O'Donoghue Centre for
Drama, Theatre and Performance
The O'Donoghue Centre is a new performance facility in what was once the IMI Building adjacent to the College Bar and the Bailey Allen Hall. It features a new theatre of 120 seats, with state of the art sound, lighting and digital equipment. There are also three studio spaces for teaching and rehearsals; a workshop for set-building; dressing rooms, classrooms and storage space. These facilities allow University of Galway to provide teaching in the most modern facilities in any Irish University.
The Centre is possible thanks to the generosity of Dr Donagh O'Donoghue and his family. A graduate of University of Galway, Dr O'Donoghue continues his inspiring legacy by supporting the Centre for Drama, Theatre and performance. His vision allows the University to build and develop its strengths in drama, theatre and film studies and a broad understanding of performance generally. This truly has a transformative effect not only on our students but on the vibrant cultural hinterland that surrounds the campus.
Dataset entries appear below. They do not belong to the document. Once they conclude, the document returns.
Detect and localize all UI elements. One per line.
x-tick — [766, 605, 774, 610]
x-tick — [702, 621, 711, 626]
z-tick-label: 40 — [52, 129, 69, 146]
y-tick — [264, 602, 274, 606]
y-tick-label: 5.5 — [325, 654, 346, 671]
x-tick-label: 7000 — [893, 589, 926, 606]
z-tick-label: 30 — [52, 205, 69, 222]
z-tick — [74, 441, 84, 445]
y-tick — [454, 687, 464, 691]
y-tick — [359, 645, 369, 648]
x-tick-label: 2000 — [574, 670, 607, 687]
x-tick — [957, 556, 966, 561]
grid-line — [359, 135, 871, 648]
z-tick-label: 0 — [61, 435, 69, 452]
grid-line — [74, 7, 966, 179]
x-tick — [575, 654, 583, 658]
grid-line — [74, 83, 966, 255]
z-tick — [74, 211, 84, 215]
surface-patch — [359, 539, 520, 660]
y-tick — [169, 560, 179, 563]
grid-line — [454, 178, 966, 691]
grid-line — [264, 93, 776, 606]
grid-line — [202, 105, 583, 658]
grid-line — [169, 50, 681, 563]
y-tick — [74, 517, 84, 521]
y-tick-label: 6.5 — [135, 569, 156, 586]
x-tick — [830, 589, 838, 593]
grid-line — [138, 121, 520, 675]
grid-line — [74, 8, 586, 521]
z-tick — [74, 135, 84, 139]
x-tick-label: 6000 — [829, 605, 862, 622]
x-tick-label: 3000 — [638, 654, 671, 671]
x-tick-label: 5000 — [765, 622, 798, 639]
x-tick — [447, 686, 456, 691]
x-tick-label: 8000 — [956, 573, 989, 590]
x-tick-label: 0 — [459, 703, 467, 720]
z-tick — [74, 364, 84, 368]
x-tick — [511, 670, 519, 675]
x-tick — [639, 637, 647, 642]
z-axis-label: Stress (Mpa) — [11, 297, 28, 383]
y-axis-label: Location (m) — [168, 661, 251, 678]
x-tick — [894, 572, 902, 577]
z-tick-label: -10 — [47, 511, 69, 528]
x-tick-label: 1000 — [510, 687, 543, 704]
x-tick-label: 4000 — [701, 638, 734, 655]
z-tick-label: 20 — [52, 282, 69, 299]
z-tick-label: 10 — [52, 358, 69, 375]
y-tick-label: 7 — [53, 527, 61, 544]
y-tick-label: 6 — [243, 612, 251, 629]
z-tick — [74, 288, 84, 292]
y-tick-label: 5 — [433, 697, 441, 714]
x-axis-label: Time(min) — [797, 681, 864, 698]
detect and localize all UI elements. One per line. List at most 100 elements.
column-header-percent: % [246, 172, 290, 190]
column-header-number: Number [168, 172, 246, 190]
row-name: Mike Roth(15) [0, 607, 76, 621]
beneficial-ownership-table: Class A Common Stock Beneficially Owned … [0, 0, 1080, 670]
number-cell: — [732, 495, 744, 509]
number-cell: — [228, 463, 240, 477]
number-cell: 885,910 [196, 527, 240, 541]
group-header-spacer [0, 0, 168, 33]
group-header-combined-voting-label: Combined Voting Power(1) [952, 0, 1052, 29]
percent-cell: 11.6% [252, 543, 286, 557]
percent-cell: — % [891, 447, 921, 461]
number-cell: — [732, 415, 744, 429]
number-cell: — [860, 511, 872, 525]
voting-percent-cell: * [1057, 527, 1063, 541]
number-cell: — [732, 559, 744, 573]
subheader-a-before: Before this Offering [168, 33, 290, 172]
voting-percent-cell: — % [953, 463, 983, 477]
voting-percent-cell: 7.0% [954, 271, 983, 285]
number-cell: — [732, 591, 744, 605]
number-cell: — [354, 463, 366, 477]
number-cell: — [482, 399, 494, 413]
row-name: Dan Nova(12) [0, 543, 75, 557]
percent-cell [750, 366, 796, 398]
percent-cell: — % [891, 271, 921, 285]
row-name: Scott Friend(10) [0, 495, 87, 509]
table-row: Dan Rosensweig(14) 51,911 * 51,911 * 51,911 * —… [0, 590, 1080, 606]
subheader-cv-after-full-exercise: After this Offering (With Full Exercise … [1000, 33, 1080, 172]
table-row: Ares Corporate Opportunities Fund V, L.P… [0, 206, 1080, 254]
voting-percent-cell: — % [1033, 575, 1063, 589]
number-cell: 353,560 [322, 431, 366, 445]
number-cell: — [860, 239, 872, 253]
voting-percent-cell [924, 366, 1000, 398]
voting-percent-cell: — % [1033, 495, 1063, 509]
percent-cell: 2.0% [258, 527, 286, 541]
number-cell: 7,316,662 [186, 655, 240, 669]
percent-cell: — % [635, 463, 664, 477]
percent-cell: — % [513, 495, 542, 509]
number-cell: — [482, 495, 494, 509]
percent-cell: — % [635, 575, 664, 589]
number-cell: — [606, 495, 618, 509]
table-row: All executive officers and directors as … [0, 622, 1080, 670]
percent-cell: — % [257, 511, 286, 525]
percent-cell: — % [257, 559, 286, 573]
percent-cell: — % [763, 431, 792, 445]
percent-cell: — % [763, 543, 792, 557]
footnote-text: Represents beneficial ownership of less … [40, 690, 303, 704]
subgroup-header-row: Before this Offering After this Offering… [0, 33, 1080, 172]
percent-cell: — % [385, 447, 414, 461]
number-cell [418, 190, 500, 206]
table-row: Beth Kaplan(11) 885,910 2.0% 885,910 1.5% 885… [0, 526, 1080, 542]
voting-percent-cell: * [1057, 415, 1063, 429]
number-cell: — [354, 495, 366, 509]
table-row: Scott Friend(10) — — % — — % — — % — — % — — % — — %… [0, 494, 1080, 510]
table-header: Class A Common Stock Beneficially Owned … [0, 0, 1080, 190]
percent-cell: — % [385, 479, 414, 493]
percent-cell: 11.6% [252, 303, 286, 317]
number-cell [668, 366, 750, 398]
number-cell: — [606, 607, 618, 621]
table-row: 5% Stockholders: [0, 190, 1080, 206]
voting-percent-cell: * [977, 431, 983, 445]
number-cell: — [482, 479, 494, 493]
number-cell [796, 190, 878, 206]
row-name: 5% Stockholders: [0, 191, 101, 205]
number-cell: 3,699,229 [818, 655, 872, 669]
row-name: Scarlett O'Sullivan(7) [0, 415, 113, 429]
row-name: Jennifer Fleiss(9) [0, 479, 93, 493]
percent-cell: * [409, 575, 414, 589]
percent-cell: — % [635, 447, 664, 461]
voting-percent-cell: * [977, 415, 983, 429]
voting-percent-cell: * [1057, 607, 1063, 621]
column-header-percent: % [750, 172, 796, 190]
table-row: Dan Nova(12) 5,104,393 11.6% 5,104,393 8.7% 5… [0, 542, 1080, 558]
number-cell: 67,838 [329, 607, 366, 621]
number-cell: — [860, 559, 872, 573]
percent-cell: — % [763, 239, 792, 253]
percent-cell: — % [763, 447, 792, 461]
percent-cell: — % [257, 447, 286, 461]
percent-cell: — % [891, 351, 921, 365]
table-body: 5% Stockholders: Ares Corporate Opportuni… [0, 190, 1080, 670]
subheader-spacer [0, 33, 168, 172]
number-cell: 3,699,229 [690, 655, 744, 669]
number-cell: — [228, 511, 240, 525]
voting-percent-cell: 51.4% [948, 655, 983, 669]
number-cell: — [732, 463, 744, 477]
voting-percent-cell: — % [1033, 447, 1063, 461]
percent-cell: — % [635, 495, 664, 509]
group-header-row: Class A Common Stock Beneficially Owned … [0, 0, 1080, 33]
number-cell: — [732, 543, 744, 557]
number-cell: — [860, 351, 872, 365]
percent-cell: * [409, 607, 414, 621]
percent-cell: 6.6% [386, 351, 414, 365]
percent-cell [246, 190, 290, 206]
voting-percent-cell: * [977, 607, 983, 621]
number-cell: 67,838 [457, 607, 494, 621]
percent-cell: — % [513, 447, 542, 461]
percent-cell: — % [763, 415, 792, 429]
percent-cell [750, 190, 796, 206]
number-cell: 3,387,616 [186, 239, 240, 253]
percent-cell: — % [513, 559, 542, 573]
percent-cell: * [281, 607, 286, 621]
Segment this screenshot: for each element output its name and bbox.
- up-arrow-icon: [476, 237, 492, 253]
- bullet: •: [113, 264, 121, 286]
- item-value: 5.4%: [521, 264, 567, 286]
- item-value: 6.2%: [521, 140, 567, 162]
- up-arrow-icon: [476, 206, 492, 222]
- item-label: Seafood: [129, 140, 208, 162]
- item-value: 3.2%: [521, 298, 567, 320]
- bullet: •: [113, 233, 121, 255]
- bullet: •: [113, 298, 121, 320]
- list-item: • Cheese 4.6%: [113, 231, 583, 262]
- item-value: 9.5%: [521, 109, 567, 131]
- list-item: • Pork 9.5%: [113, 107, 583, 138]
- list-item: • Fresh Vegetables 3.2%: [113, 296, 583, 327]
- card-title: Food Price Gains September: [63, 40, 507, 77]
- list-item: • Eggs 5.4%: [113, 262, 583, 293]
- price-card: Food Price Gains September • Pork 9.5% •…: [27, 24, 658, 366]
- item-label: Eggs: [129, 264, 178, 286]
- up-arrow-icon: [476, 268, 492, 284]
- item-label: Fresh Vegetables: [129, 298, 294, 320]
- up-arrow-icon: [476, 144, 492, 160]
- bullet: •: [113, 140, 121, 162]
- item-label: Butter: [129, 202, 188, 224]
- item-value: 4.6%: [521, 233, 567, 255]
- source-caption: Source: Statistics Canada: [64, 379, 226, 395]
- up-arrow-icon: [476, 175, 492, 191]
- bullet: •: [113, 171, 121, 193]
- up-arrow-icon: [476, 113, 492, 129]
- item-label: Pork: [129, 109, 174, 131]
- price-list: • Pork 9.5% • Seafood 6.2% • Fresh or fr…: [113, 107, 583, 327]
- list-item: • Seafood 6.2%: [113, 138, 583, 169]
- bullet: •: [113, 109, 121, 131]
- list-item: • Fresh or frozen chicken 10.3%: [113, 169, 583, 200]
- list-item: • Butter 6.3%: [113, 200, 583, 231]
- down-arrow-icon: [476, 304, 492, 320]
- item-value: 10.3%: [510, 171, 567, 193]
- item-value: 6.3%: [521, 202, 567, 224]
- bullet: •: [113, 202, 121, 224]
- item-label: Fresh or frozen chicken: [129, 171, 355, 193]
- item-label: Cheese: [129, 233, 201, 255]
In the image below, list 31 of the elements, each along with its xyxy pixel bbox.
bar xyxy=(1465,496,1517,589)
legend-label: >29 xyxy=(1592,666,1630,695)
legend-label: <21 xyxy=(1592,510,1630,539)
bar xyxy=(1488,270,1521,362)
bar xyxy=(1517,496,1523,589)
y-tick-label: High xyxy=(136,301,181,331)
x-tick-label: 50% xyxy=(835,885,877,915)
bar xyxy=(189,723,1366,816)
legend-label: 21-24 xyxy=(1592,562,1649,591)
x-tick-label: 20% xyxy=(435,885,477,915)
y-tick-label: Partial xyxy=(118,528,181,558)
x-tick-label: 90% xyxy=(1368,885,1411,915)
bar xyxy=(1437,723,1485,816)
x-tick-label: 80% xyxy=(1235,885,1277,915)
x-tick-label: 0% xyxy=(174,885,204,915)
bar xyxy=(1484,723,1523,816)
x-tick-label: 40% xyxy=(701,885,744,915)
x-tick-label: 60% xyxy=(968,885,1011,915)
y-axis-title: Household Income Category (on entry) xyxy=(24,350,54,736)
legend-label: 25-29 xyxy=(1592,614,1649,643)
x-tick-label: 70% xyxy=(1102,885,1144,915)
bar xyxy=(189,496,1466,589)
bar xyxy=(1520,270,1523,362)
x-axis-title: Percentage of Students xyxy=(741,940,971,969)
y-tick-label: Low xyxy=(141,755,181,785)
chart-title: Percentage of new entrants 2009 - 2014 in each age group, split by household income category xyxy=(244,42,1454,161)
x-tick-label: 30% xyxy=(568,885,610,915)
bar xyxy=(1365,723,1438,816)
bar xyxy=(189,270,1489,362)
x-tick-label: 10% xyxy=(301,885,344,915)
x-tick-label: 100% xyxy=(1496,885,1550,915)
The O'Donoghue Centre for Drama, Theatre and Performance will deliver ground-breaking programmes of a kind unavailable elsewhere in Ireland or internationally, firmly rooted in local strengths and capacities, but globally significant in vision, ambition and innovation.
Drama and Theatre at University of Galway have a distinguished history, with major directors, actors, playwrights and producers emerging from the university over the years. The opening of the new O'Donoghue Centre for Drama, Theatre and Performance - supported by Galway University Foundation - will preserve that legacy - but it will also open up exciting new opportunities.
Research in Drama has been greatly strengthened by the university's investment in major theatre archives supported by Galway University Foundation. These include the papers of playwrights Thomas Kilroy, John Arden and Margaretta D'Arcy; of companies including Druid, the Lyric, Galway Arts Festival and Macnas; and of the actors Arthur Shields and Siobhan McKenna. But perhaps its greatest innovation in this area has been in the use of technology to digitise the archives of the Abbey Theatre and the Gate. With over 2 million items including scripts, videos, photographs, and administration records, these resources make University of Galway the home of the world's largest digital theatre archive.
These activities are strengthened by partnerships with professional theatre companies. In particular, Galway University Foundation supports Drama in a partnership with Druid Theatre Company, whose Tony-Award winning co-founders Marie Mullen and Garry Hynes are graduates of the University.